Close at his heels came the puppies; and he was careful not to run so fast as to leave them behind. At the tail of the procession came the slim mother, so covered with the crawling black invaders as to be almost unrecognizable for a fox. Quick to learn, she was copying her mate’s self-restraint, and making no fight; and few of the bees, therefore, were attacking her. She had some stings, to be sure; but most of the bees that were crawling over her were perfectly good-natured, and treated her merely as something convenient to light upon. The puppies, however, were not faring so well. True to their fighting pedigree, they snapped and bit at their assailants as they ran, yelping with pain and astonishment, but not cowed even in this moment of disastrous retreat.

At a few paces from the mouth of the den the majority of the bees that blackened the fur of Red Fox and his mate arose into the air and hummed off eagerly to rejoin their queen in the hole. But those upon the rash puppies, thoroughly stirred up, stuck to the battle. Red Fox understood the situation; and, fortunately for the youngsters, knew just what to do. Darting among the rocks, he led the unhappy procession to the nearest juniper thicket, and plunged straight into it. When the family emerged on the other side of the thicket, their coats had all resumed their proper colour; for few indeed were the bees that succeeded in resisting the firm and harsh brushes of the juniper.

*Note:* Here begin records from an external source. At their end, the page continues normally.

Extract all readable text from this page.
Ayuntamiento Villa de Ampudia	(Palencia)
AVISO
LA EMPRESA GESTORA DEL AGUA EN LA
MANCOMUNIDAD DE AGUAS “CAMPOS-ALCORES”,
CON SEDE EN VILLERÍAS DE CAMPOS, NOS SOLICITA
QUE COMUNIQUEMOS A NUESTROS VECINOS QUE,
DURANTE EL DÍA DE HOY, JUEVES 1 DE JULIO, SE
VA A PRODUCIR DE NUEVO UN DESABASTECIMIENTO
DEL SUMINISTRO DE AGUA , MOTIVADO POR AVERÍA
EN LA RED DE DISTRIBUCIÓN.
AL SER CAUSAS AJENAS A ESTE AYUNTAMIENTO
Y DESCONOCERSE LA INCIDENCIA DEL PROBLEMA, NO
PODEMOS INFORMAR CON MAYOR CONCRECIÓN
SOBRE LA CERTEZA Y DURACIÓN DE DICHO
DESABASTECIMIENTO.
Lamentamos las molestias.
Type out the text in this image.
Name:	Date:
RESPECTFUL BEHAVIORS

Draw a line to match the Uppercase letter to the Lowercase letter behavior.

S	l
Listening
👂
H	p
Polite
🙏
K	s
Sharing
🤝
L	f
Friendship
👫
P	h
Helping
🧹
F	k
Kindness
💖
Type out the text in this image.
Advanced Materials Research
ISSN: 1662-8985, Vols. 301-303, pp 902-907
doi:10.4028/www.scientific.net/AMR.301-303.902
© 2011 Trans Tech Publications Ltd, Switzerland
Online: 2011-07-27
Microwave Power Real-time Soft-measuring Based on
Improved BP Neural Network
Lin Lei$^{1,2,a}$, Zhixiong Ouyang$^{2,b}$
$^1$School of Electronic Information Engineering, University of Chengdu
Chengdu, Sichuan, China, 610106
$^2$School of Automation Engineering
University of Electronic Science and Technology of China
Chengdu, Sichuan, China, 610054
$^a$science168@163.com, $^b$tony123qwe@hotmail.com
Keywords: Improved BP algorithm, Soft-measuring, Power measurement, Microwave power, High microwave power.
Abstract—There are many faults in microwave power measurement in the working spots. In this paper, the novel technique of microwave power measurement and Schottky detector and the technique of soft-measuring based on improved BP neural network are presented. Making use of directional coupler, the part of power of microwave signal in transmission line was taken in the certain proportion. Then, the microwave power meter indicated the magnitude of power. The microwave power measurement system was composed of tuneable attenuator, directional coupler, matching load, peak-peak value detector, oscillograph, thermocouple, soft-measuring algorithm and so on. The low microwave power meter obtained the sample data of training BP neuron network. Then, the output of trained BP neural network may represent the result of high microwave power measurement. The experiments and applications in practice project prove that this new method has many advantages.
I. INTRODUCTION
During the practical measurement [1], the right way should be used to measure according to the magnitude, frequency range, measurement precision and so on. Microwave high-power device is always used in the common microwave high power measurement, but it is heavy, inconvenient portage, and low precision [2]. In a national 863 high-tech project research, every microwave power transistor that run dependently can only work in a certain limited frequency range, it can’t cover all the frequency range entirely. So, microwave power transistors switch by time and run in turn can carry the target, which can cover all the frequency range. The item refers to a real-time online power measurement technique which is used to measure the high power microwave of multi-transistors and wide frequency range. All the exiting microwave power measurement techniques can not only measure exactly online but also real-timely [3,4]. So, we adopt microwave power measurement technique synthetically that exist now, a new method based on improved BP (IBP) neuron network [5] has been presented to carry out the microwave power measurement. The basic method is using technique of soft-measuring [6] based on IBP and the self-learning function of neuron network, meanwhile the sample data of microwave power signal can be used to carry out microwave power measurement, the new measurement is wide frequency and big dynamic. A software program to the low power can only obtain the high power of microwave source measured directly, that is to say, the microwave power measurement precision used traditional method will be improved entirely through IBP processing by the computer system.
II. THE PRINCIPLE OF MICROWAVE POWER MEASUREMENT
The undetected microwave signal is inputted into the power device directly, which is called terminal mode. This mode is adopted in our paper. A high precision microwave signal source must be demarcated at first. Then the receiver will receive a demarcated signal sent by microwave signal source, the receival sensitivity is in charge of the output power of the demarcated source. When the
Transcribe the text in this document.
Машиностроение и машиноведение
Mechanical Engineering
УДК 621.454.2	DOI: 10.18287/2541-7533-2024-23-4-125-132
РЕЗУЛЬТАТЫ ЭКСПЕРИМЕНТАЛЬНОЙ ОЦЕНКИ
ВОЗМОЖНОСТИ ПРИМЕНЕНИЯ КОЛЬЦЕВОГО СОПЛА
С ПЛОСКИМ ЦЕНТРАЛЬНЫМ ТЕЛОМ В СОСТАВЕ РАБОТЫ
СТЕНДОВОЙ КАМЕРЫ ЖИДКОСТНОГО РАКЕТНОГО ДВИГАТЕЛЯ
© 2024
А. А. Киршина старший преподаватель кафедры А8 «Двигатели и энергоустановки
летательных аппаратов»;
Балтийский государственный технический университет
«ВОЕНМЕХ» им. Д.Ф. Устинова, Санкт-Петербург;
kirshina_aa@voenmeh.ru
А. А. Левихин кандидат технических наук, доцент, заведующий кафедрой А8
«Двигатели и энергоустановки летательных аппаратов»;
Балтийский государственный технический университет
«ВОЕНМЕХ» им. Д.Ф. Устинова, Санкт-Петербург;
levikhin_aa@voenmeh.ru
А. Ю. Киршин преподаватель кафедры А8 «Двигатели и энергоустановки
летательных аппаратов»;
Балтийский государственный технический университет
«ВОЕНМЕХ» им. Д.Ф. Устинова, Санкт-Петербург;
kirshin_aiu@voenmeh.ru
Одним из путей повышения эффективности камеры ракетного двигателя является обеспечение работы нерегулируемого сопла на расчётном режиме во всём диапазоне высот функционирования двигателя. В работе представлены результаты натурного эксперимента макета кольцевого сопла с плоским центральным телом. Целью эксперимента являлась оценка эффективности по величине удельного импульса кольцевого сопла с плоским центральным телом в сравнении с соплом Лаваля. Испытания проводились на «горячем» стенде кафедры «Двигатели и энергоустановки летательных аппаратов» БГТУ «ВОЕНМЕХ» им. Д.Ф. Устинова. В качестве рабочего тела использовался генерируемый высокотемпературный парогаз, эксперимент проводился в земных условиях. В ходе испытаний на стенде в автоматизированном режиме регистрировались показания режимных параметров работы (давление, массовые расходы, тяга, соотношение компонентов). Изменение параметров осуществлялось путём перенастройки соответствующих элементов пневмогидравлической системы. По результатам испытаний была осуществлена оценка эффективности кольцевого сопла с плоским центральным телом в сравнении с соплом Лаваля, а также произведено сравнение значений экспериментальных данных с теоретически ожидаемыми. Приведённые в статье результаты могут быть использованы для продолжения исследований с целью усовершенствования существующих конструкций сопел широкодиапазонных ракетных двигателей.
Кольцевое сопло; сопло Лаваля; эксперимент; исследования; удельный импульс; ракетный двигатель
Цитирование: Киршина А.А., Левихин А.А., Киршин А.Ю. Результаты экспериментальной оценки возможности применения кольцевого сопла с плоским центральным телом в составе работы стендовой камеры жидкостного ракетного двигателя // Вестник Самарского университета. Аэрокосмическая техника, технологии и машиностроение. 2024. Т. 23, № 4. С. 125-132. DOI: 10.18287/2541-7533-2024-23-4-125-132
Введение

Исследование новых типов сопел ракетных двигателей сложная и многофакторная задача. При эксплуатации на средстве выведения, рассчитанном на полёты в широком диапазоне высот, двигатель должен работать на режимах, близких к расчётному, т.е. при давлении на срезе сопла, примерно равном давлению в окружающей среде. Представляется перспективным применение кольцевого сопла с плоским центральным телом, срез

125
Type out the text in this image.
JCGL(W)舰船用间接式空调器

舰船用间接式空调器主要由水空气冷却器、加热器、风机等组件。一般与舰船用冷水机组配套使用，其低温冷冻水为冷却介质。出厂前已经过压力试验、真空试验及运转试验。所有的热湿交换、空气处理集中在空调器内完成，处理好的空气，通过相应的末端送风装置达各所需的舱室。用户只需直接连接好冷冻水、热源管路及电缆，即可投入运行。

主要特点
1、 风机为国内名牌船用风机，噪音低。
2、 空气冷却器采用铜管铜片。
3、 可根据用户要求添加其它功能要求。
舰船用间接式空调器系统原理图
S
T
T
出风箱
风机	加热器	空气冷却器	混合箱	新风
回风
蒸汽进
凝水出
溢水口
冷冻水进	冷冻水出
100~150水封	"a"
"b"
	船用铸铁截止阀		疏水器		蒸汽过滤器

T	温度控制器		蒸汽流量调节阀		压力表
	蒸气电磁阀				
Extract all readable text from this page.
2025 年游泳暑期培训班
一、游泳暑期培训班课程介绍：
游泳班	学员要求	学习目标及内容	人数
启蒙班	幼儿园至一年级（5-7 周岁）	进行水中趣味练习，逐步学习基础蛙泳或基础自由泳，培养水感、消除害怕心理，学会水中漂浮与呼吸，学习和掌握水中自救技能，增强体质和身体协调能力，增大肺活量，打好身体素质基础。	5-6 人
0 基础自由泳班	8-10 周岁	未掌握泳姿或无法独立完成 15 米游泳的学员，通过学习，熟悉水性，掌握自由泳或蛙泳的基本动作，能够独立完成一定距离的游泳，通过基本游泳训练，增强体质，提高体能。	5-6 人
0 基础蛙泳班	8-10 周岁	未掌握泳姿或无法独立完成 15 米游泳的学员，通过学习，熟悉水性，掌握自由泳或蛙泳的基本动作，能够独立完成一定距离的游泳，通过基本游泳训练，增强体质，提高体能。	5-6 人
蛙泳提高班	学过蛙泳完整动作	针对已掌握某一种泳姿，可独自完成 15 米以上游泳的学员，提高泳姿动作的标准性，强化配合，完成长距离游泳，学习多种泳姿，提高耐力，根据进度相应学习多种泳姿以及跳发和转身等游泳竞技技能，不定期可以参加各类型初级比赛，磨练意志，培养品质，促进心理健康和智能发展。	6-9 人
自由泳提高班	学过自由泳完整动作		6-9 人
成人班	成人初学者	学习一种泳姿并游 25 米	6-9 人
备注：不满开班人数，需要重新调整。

Many of them were killed, and many more maimed; while for some minutes the thicket was all a-buzz with those who had escaped injury in the unceremonious brushing.

From the juniper thicket Red Fox led down through a thick blueberry scrub, and thence through every kind of brushy bush he saw, till there was not a bee left in the fur of any member of the family. All the while he was heading for the little hillside meadow by the brook, where he was wont to catch mice. Along the edges of the brook, between grass and water, was a space of moist and naked earth. Here he taught the unhappy young ones to nose and wallow and roll themselves, till the cooling and healing soil was plastered all over them and rubbed deep into the very roots of their fur. Assuaging the fiery anguish and drawing the acrid poison from every tiny wound, the wet earth did its work, and after a time the sufferers felt better. Then they spent hours rolling in the sweet grass to clean and dry their fur; and when this was accomplished, there was the meadow, with all the mice, to afford them an easy meal. Just above the meadow, where the earth sloped upward and became dry and sandy, they found an old woodchuck burrow; and here, for the moment, they took up their abode till a more satisfactory dwelling might be found.

CHAPTER XIII.

THE YELLOW THIRST

The old woodchuck hole – it was one whose owner had been killed by Red Fox himself earlier in the season – served very well, when enlarged, for the rest of the summer. Red Fox did not occupy it, objecting as he did to the restlessness of the puppies, and preferring the spicy air beneath some thick spruce or fir near at hand. The puppies, with their increasing size and independence of spirit, were by this time growing troublesome to their mother, who had a busy time keeping them out of scrapes. The reputation of their father had secured them against many of the perils which beset young foxdom; and, except for the one little victim snatched away by the eagle, their number was not diminished. Never meddling, never teaching, never disciplining, apparently unaware, indeed, of their existence, Red Fox stood behind the little family and watched that it came to no hurt. Why he did this it would have puzzled him to decide, had the question in any way occurred to him. He would have concluded, probably, that it was all for the sake of the slim red mate; though back of this motive; without any doubt, the deeper instinct of fatherhood was at work.

The little foxes were now given to stealing off at twilight, or by moonlight, studying for themselves the mysteries of the trails; and sometimes, though not always, unknown to the young adventurers, Red Fox would manage to conduct his own hunting in the near neighbourhood. More than once his wisdom was justified by the event.